Produced by the GRAMMY Award-nominated Darrell Scott Sounds "Critterland" considers where we come from and where we are going. On the album, Willi takes on human suffering through stories about forbidden love, loss, generational trauma, addiction, and suicide, believing that by processing the traits and trauma we inherit, he can reach a deeper understanding of what it means to succeed and to exist.
Throughout "Critterland" runs Carlisle’s unease with the tension between love and the reality of an often painful world. He’s adamant that everyone should find and feel love. “I think at the heart of the record is the conflict between those two things, between doomed love and the possibility that that love creates,” he says. Carlisle wants not only to process pain, but to seek meaning in it. And as always, living in a world whose politics seek to divide and control, Carlisle comes back to one essential question: “How do we save love from hate?”

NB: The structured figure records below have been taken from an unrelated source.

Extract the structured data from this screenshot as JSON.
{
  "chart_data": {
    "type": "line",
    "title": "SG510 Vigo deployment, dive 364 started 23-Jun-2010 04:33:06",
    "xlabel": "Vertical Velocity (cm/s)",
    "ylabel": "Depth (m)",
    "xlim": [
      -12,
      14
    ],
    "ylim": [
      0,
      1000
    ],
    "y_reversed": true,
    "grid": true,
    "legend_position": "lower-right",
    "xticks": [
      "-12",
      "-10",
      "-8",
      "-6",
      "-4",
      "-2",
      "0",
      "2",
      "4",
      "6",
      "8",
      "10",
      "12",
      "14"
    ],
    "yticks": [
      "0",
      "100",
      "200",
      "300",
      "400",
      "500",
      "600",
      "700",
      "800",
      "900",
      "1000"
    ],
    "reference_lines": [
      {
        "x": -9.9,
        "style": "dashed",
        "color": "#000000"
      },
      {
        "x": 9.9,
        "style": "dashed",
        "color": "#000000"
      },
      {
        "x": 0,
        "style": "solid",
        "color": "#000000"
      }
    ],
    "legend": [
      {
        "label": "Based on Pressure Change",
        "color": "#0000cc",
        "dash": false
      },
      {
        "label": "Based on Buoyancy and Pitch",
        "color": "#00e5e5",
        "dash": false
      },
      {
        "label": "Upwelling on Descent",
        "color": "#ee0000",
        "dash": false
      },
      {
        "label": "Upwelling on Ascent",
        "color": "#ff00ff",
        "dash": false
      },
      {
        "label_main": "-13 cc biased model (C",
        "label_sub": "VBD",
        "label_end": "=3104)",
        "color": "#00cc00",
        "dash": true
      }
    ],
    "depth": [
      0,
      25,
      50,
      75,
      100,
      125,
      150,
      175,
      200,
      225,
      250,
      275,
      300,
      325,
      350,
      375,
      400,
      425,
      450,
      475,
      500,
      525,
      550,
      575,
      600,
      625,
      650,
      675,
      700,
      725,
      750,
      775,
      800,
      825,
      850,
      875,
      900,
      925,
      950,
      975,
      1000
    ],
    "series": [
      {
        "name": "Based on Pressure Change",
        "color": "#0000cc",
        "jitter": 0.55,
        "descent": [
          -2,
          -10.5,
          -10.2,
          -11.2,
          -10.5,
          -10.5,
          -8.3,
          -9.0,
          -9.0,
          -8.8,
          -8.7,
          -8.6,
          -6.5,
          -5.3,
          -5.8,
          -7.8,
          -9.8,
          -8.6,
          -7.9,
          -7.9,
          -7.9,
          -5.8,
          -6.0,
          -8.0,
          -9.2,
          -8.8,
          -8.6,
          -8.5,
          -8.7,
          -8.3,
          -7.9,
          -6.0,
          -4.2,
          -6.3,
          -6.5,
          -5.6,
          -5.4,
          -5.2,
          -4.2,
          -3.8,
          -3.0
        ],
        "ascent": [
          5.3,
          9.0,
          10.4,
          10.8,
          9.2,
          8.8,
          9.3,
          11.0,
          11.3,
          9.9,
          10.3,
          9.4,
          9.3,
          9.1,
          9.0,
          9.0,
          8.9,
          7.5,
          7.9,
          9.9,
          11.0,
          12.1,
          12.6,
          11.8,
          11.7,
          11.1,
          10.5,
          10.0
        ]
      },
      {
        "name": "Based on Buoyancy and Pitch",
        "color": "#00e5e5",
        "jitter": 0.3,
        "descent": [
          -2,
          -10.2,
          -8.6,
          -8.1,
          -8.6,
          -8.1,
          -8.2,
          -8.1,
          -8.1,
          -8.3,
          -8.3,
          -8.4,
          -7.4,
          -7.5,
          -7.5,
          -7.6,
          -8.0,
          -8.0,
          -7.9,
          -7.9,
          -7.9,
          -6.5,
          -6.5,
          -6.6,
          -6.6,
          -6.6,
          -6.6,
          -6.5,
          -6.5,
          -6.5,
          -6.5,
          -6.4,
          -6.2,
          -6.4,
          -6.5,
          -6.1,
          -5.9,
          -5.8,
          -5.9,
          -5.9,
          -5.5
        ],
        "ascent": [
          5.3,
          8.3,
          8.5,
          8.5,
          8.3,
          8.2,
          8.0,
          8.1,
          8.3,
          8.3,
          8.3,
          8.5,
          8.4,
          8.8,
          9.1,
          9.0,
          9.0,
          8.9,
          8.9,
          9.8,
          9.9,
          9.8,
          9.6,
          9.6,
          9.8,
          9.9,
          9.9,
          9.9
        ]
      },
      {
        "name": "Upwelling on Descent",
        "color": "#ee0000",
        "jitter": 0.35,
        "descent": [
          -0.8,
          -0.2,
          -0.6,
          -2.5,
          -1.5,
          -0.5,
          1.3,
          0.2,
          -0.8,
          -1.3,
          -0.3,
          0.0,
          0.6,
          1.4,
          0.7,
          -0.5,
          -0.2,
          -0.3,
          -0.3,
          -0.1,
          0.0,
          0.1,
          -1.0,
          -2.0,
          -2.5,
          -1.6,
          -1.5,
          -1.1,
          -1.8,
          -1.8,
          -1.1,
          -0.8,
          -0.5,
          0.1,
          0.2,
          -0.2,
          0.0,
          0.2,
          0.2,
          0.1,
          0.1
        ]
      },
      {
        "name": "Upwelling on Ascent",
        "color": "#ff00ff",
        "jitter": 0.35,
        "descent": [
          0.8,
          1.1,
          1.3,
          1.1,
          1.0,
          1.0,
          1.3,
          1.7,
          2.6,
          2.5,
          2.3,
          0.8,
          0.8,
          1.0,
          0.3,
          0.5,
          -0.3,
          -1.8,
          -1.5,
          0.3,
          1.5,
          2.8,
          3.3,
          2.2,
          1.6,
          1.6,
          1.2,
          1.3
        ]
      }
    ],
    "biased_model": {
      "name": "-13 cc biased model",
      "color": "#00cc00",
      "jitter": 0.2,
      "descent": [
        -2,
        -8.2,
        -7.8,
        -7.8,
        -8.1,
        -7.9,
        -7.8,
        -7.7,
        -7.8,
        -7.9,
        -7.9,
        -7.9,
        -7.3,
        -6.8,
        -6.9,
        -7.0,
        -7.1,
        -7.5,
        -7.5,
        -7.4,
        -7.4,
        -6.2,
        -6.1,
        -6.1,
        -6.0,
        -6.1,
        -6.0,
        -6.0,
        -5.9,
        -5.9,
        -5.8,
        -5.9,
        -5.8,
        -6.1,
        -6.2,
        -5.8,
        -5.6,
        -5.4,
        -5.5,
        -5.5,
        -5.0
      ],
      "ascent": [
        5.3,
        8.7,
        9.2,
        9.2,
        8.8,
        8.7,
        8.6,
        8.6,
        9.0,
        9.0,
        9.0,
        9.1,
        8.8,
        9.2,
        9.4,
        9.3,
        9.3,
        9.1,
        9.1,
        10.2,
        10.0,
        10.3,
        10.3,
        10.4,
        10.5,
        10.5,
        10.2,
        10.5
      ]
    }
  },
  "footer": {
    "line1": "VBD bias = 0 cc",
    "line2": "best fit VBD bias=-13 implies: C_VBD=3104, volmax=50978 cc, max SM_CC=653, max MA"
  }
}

“At its simplest, it’s bucolic,” says Carlisle. “The power of love is the power of nature, the remedy of the granny-witch and the herbalist, the song of the sparrow and the pouch of the opossum.” But on the whole, the jubilant refrain and diligent verses add up to a greater message: “Love is a burden if it isn’t brave. it’s worth fighting for your fd-up family at the end of days,” he adds. The song’s final chorus echoes the sentiment loud and clear. “I want to be the kinda man that stands his ground and dies / Take my fiddle and my good hat and go out in style / You can bury me where I make my last stand / At the battle of critterland.”
Growing up in Kansas and Illinois, Carlisle was raised on folk and bluegrass music and his father’s stories about his time as a musician. Around age 18, he discovered the Harry Smith Anthology, a seminal compilation of folk music, which launched him on a mission to learn about as many parts of the genre as possible. When he moved to Arkansas, he fell in love with the folk music traditions he found flourishing there, incorporating them into his writing. "More or less, we were a family of intellectual aspirants that still loved all this old stuff from the
country," he has stated.
"And as soon as I got to college and had a measure of freedom it was like, you're buying a guitar, we're gonna learn everything," Willi has commented. Willi Carlisle not only a folksinger, theatre-artist, and writer, but also a multi-instrumentalist, skilled on banjo, fiddle, guitar, accordion, bones, and harmonica. Carlisle started the last leg of his U.S. tour on October 17th in San Luis Obispo, California, before heading out on a European tour with stops in the UK, Norway, Denmark, and the Netherlands.
Willi Carlisld creates both conventional and experimental works that blend living folklore with social and civic practice. Above all, Willi’s work seeks to cultivate and preserve traditional ways of knowing, inspire audiences to sing and dance, and to grow love and acceptance in rural and traditional communities.